The “green” or sustainable building industry experienced explosive growth and widespread market adoption since its inception in the 1990s. The industry also experienced many growing pains and challenges. We can look back on the “green” building industry’s 30+ years of experience to identify and manage evolving risks in the cannabis industry.
In this webinar (recorded live on March 25, 2021) with Green Light Law Group attorney Daniel Shortt, and guest attorney Nicole DeNamur from Sustainable Strategies, we cover various topics including sustainability claims, third party certification, disclosures and proactive risk management best practices.
Nicole DeNamur (she/her/hers) is a WELL AP, Fitwel Ambassador, EcoDistricts AP, LEED Green Associate, attorney and sustainability consultant. She leverages more than a decade of past experience practicing construction and insurance law to view sustainability issues through a risk management lens. Her consulting company, Sustainable Strategies, helps companies manage sustainable innovation and provides training and educational programming on a variety of sustainability topics. Nicole regularly presents on her holistic, proactive and collaborative approach to risk management and is an award-winning contributing author and has developed and taught graduate courses at the University of Washington and Boston Architectural College.

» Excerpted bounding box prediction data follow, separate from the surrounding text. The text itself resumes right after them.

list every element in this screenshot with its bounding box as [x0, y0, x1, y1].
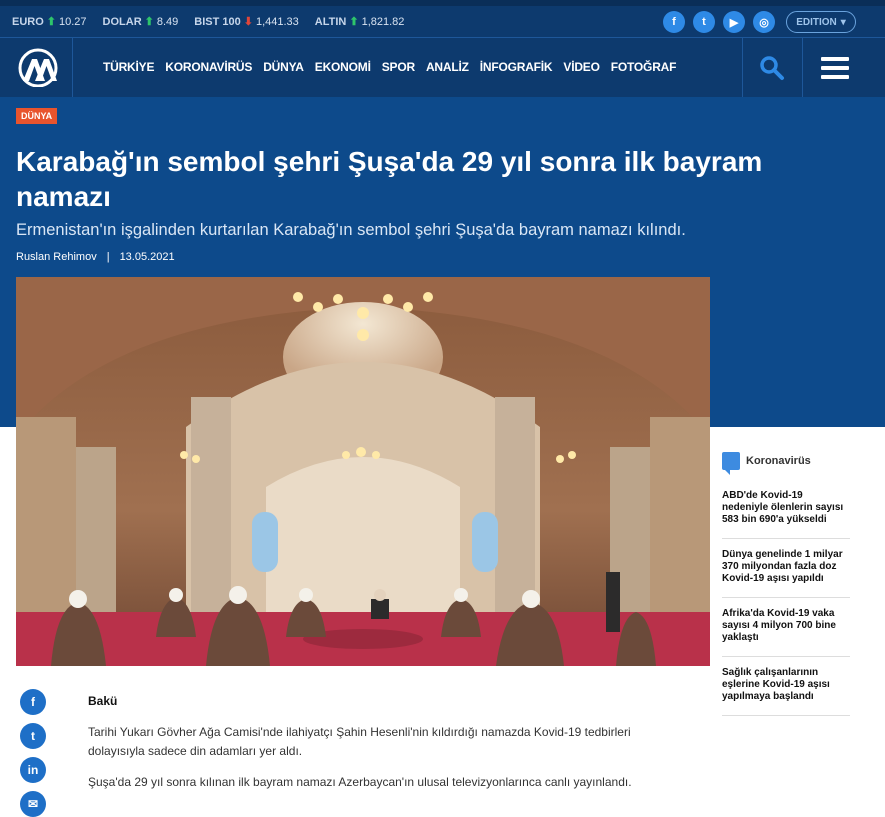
article-title: Karabağ'ın sembol şehri Şuşa'da 29 yıl s…	[16, 146, 763, 212]
speech-bubble-icon	[722, 452, 740, 475]
social-links: f t ▶ ◎	[663, 11, 775, 33]
article-paragraph: Tarihi Yukarı Gövher Ağa Camisi'nde ilah…	[88, 725, 631, 758]
sidebar-article-link[interactable]: ABD'de Kovid-19 nedeniyle ölenlerin sayı…	[722, 472, 850, 539]
ticker-dolar[interactable]: DOLAR ⬆ 8.49	[102, 15, 179, 29]
hamburger-menu-icon[interactable]	[821, 57, 849, 79]
nav-item-fotograf[interactable]: FOTOĞRAF	[611, 60, 677, 74]
byline-separator: |	[106, 251, 110, 263]
nav-item-turkiye[interactable]: TÜRKİYE	[103, 60, 154, 74]
nav-item-ekonomi[interactable]: EKONOMİ	[315, 60, 371, 74]
share-linkedin-icon[interactable]: in	[20, 757, 46, 783]
ticker-label: DOLAR	[102, 15, 142, 28]
publish-date: 13.05.2021	[119, 251, 175, 263]
article-subtitle: Ermenistan'ın işgalinden kurtarılan Kara…	[16, 221, 686, 239]
arrow-up-icon: ⬆	[144, 16, 154, 28]
nav-item-dunya[interactable]: DÜNYA	[263, 60, 304, 74]
ticker-value: 10.27	[59, 15, 87, 28]
sidebar-heading[interactable]: Koronavirüs	[722, 450, 850, 475]
ticker-value: 8.49	[156, 15, 179, 28]
sidebar-article-link[interactable]: Sağlık çalışanlarının eşlerine Kovid-19 …	[722, 657, 850, 716]
share-facebook-icon[interactable]: f	[20, 689, 46, 715]
main-nav: TÜRKİYE KORONAVİRÜS DÜNYA EKONOMİ SPOR A…	[0, 38, 885, 97]
share-twitter-icon[interactable]: t	[20, 723, 46, 749]
youtube-icon[interactable]: ▶	[723, 11, 745, 33]
ticker-value: 1,821.82	[361, 15, 405, 28]
sidebar-article-link[interactable]: Dünya genelinde 1 milyar 370 milyondan f…	[722, 539, 850, 598]
ticker-bist[interactable]: BIST 100 ⬇ 1,441.33	[194, 15, 299, 29]
arrow-down-icon: ⬇	[243, 16, 253, 28]
nav-divider	[742, 38, 743, 97]
nav-divider	[72, 38, 73, 97]
twitter-icon[interactable]: t	[693, 11, 715, 33]
article-paragraph: Şuşa'da 29 yıl sonra kılınan ilk bayram …	[88, 775, 632, 789]
ticker-altin[interactable]: ALTIN ⬆ 1,821.82	[314, 15, 405, 29]
article-photo	[16, 277, 710, 666]
share-email-icon[interactable]: ✉	[20, 791, 46, 817]
nav-item-spor[interactable]: SPOR	[382, 60, 415, 74]
facebook-icon[interactable]: f	[663, 11, 685, 33]
sidebar-article-link[interactable]: Afrika'da Kovid-19 vaka sayısı 4 milyon …	[722, 598, 850, 657]
aa-logo[interactable]	[15, 47, 61, 87]
nav-item-video[interactable]: VİDEO	[563, 60, 600, 74]
ticker-value: 1,441.33	[255, 15, 299, 28]
ticker-label: ALTIN	[314, 15, 347, 28]
arrow-up-icon: ⬆	[46, 16, 56, 28]
category-badge[interactable]: DÜNYA	[16, 108, 58, 124]
ticker-euro[interactable]: EURO ⬆ 10.27	[12, 15, 87, 29]
dateline-location: Bakü	[88, 694, 118, 708]
edition-label: EDITION	[796, 16, 837, 28]
nav-divider	[802, 38, 803, 97]
nav-item-koronavirus[interactable]: KORONAVİRÜS	[165, 60, 252, 74]
byline: Ruslan Rehimov | 13.05.2021	[16, 251, 175, 263]
sidebar-heading-label: Koronavirüs	[746, 455, 811, 467]
market-ticker: EURO ⬆ 10.27 DOLAR ⬆ 8.49 BIST 100 ⬇ 1,441.33 …	[12, 15, 405, 29]
search-icon[interactable]	[759, 55, 785, 81]
instagram-icon[interactable]: ◎	[753, 11, 775, 33]
sidebar-related: Koronavirüs ABD'de Kovid-19 nedeniyle öl…	[722, 450, 850, 716]
arrow-up-icon: ⬆	[349, 16, 359, 28]
nav-item-analiz[interactable]: ANALİZ	[426, 60, 469, 74]
article-body: Bakü Tarihi Yukarı Gövher Ağa Camisi'nde…	[88, 692, 688, 804]
edition-dropdown[interactable]: EDITION ▾	[786, 11, 856, 33]
ticker-label: EURO	[12, 15, 44, 28]
chevron-down-icon: ▾	[840, 16, 846, 28]
nav-menu: TÜRKİYE KORONAVİRÜS DÜNYA EKONOMİ SPOR A…	[103, 60, 676, 74]
author-name[interactable]: Ruslan Rehimov	[16, 251, 97, 263]
nav-item-infografik[interactable]: İNFOGRAFİK	[480, 60, 553, 74]
ticker-label: BIST 100	[194, 15, 241, 28]
top-bar: EURO ⬆ 10.27 DOLAR ⬆ 8.49 BIST 100 ⬇ 1,441.33 …	[0, 0, 885, 38]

Daniel Shortt is a corporate and regulatory attorney at Green Light Law Group’s Seattle, Washington location who works extensively with entrepreneurs in the cannabis industry. He advises clients on matters related to both hemp and marijuana, and frequently speaks on legal issues relating to cannabis across the country and abroad. Daniel is quoted as an authority on cannabis law in dozens of publications including Marijuana Moment, Hemp Industry Daily, the Washington Post, and Bloomberg, to name a few. He also served as an Executive Board Member on the Washington State Bar Association’s Cannabis Law Section from 2018-2020. Daniel graduated from the University of Washington School of Law, where he worked extensively with the Washington State Liquor and Cannabis Board to fund and establish the Cannabis Law and Policy Project (CLPP).